Poster for the students conference of the Bangladesh Chhatra League 1989.

 

 

 

The collections on modern Asian social history comprise archival, library, and audiovisual materials. In recent years, the IISH has been able to acquire many unique documents. Among these is a large collection of political and cultural periodicals in Bengali, a collection on the Sarvodaya movement in India, a unique collection of Chinese propaganda posters, and archives from Burmese oppositional groups. With regard to Indonesia, archival papers, such as those of the journalist Soerjono, the trade union leader Suparna Sastradiredja, and the former Soekarno advisor and minister Oei Tjoe Tat, were acquired.
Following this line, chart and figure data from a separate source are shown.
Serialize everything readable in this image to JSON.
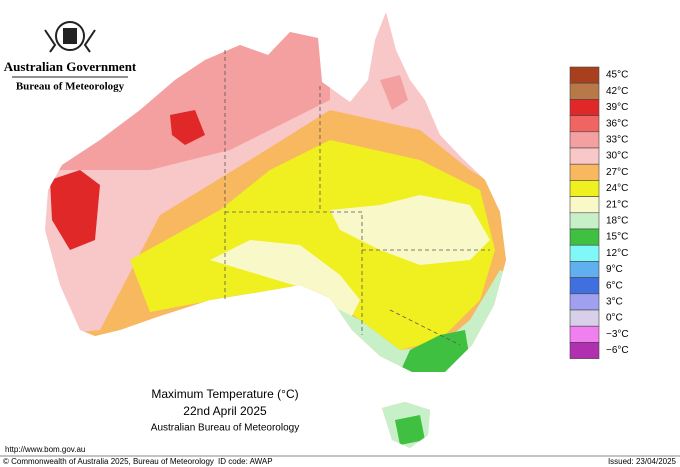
{
  "header": {
    "government": "Australian Government",
    "agency": "Bureau of Meteorology"
  },
  "map": {
    "title": "Maximum Temperature (°C)",
    "date": "22nd April 2025",
    "source": "Australian Bureau of Meteorology"
  },
  "legend": {
    "items": [
      {
        "label": "45°C",
        "color": "#a8401e"
      },
      {
        "label": "42°C",
        "color": "#b87848"
      },
      {
        "label": "39°C",
        "color": "#e02828"
      },
      {
        "label": "36°C",
        "color": "#f06464"
      },
      {
        "label": "33°C",
        "color": "#f4a0a0"
      },
      {
        "label": "30°C",
        "color": "#f8c8c8"
      },
      {
        "label": "27°C",
        "color": "#f8b860"
      },
      {
        "label": "24°C",
        "color": "#f0f020"
      },
      {
        "label": "21°C",
        "color": "#f8f8c8"
      },
      {
        "label": "18°C",
        "color": "#c8f0c8"
      },
      {
        "label": "15°C",
        "color": "#40c040"
      },
      {
        "label": "12°C",
        "color": "#80f8f8"
      },
      {
        "label": "9°C",
        "color": "#60b0f0"
      },
      {
        "label": "6°C",
        "color": "#4070e0"
      },
      {
        "label": "3°C",
        "color": "#a0a0f0"
      },
      {
        "label": "0°C",
        "color": "#d8d0e8"
      },
      {
        "label": "−3°C",
        "color": "#f080f0"
      },
      {
        "label": "−6°C",
        "color": "#b030b0"
      }
    ]
  },
  "footer": {
    "url": "http://www.bom.gov.au",
    "copyright": "© Commonwealth of Australia 2025, Bureau of Meteorology",
    "id": "ID code: AWAP",
    "issued": "Issued: 23/04/2025"
  }
}
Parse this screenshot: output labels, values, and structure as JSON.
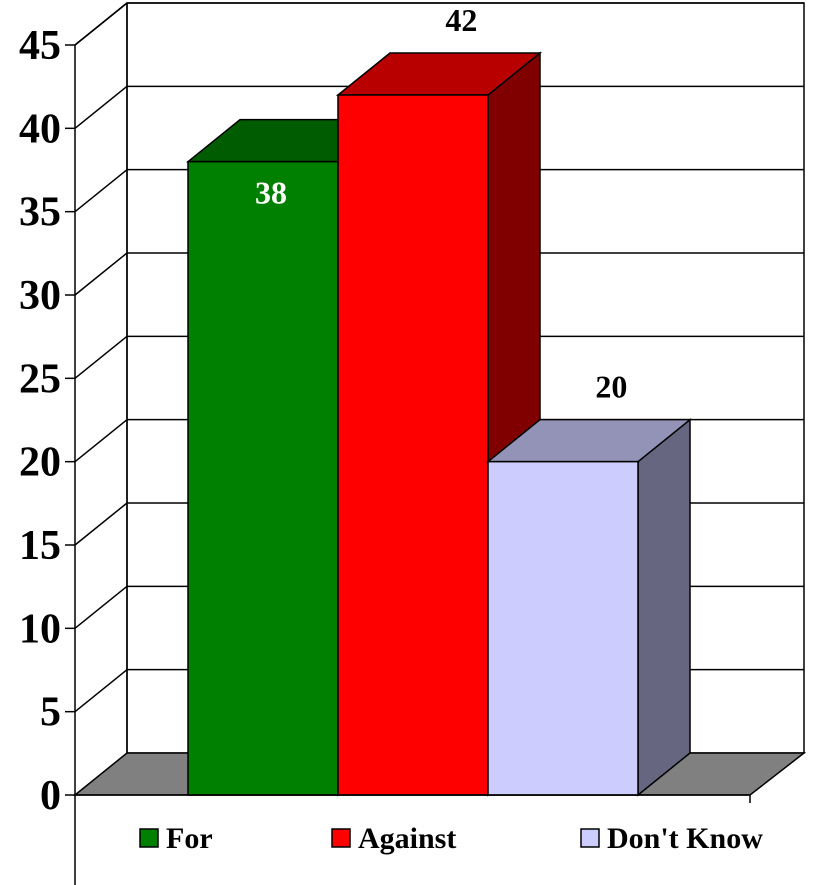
{
  "chart_data": {
    "type": "bar",
    "style": "3d",
    "categories": [
      "For",
      "Against",
      "Don't Know"
    ],
    "values": [
      38,
      42,
      20
    ],
    "data_labels": [
      "38",
      "42",
      "20"
    ],
    "colors": [
      "#008000",
      "#ff0000",
      "#ccccff"
    ],
    "label_colors": [
      "#ffffff",
      "#000000",
      "#000000"
    ],
    "ylim": [
      0,
      45
    ],
    "yticks": [
      "0",
      "5",
      "10",
      "15",
      "20",
      "25",
      "30",
      "35",
      "40",
      "45"
    ],
    "grid": true,
    "legend": {
      "position": "bottom",
      "entries": [
        "For",
        "Against",
        "Don't Know"
      ]
    }
  }
}
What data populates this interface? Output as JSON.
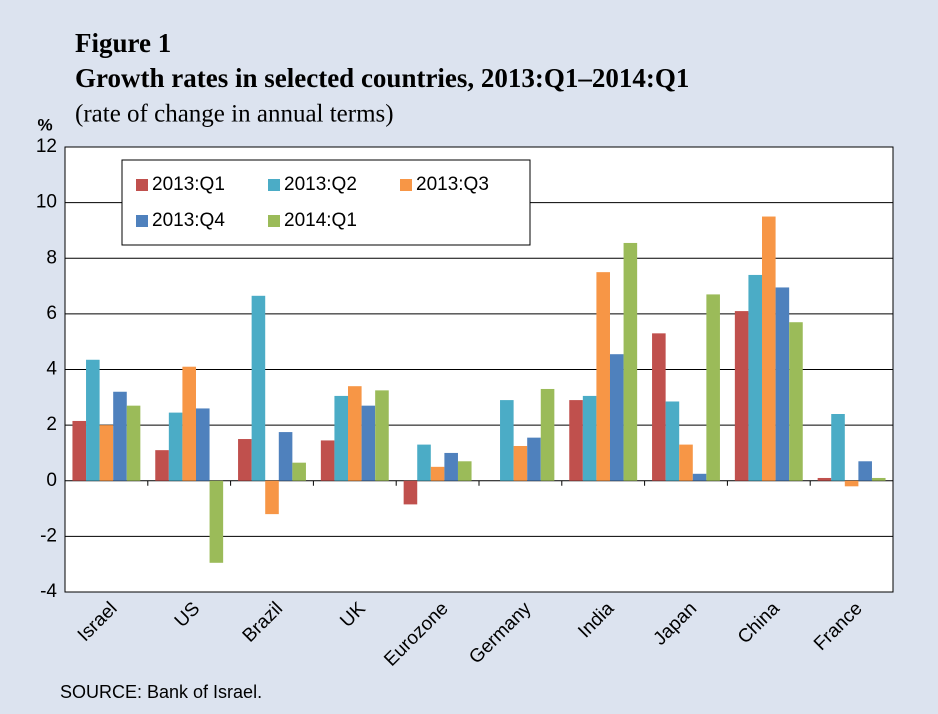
{
  "chart_data": {
    "type": "bar",
    "figure_label": "Figure 1",
    "title": "Growth rates in selected countries, 2013:Q1–2014:Q1",
    "subtitle": "(rate of change in annual terms)",
    "y_unit": "%",
    "source": "SOURCE: Bank of Israel.",
    "categories": [
      "Israel",
      "US",
      "Brazil",
      "UK",
      "Eurozone",
      "Germany",
      "India",
      "Japan",
      "China",
      "France"
    ],
    "series": [
      {
        "name": "2013:Q1",
        "color": "#c0504d",
        "values": [
          2.15,
          1.1,
          1.5,
          1.45,
          -0.85,
          0,
          2.9,
          5.3,
          6.1,
          0.1
        ]
      },
      {
        "name": "2013:Q2",
        "color": "#4bacc6",
        "values": [
          4.35,
          2.45,
          6.65,
          3.05,
          1.3,
          2.9,
          3.05,
          2.85,
          7.4,
          2.4
        ]
      },
      {
        "name": "2013:Q3",
        "color": "#f79646",
        "values": [
          2.0,
          4.1,
          -1.2,
          3.4,
          0.5,
          1.25,
          7.5,
          1.3,
          9.5,
          -0.2
        ]
      },
      {
        "name": "2013:Q4",
        "color": "#4f81bd",
        "values": [
          3.2,
          2.6,
          1.75,
          2.7,
          1.0,
          1.55,
          4.55,
          0.25,
          6.95,
          0.7
        ]
      },
      {
        "name": "2014:Q1",
        "color": "#9bbb59",
        "values": [
          2.7,
          -2.95,
          0.65,
          3.25,
          0.7,
          3.3,
          8.55,
          6.7,
          5.7,
          0.1
        ]
      }
    ],
    "ylim": [
      -4,
      12
    ],
    "yticks": [
      -4,
      -2,
      0,
      2,
      4,
      6,
      8,
      10,
      12
    ],
    "grid": true,
    "legend": "upper left"
  }
}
It should be realized that collecting documents in Asian societies has to be done under quite adverse circumstances. In some countries, in Bengal in particular, there is no tradition of preserving non-state archival material in public depositories, and there is much suspicion of such initiatives. Furthermore, the priorities imposed by general impoverishment and extreme political instability mitigate against quick results. Nevertheless, the IISH has been able to expand its networks and make people more aware of the need to preserve social historical source material in their possession. This takes time. For example, it took over three years for the Communist Party of Bangladesh to decide on depositing its archival holdings with IISH.

 
New avenues
Apart from the usual ways of acquisition (contacting owners, informing them of the possibilities of donating, depositing, selling ), the IISH Asia Department has been exploring the usefulness of creating historical sources. In societies which continue to be predominantly non-literate, one must search for ways of preserving history in non-traditional ways. The Asia Department has been active in creating and preserving non-written sources, particularly audio and audiovisual ones. To this end, several oral history projects have been initiated. The interview projects on political exiles from Indonesia (In Search of Silenced Voices), the Naxalbari movement (a Maoist uprising in India), and progressive movements in Bangladesh are examples. The last two involve the use of a video camera, producing lengthy historical interviews which have already been used in television programmes in the region. The trend towards oral sources is an important and indispensable one, and the IISH wishes to participate in it, of course, without neglecting collecting written documents. *

 


Emile Schwidder, MA is a historian and Research Fellow at the IISH, Asia Department.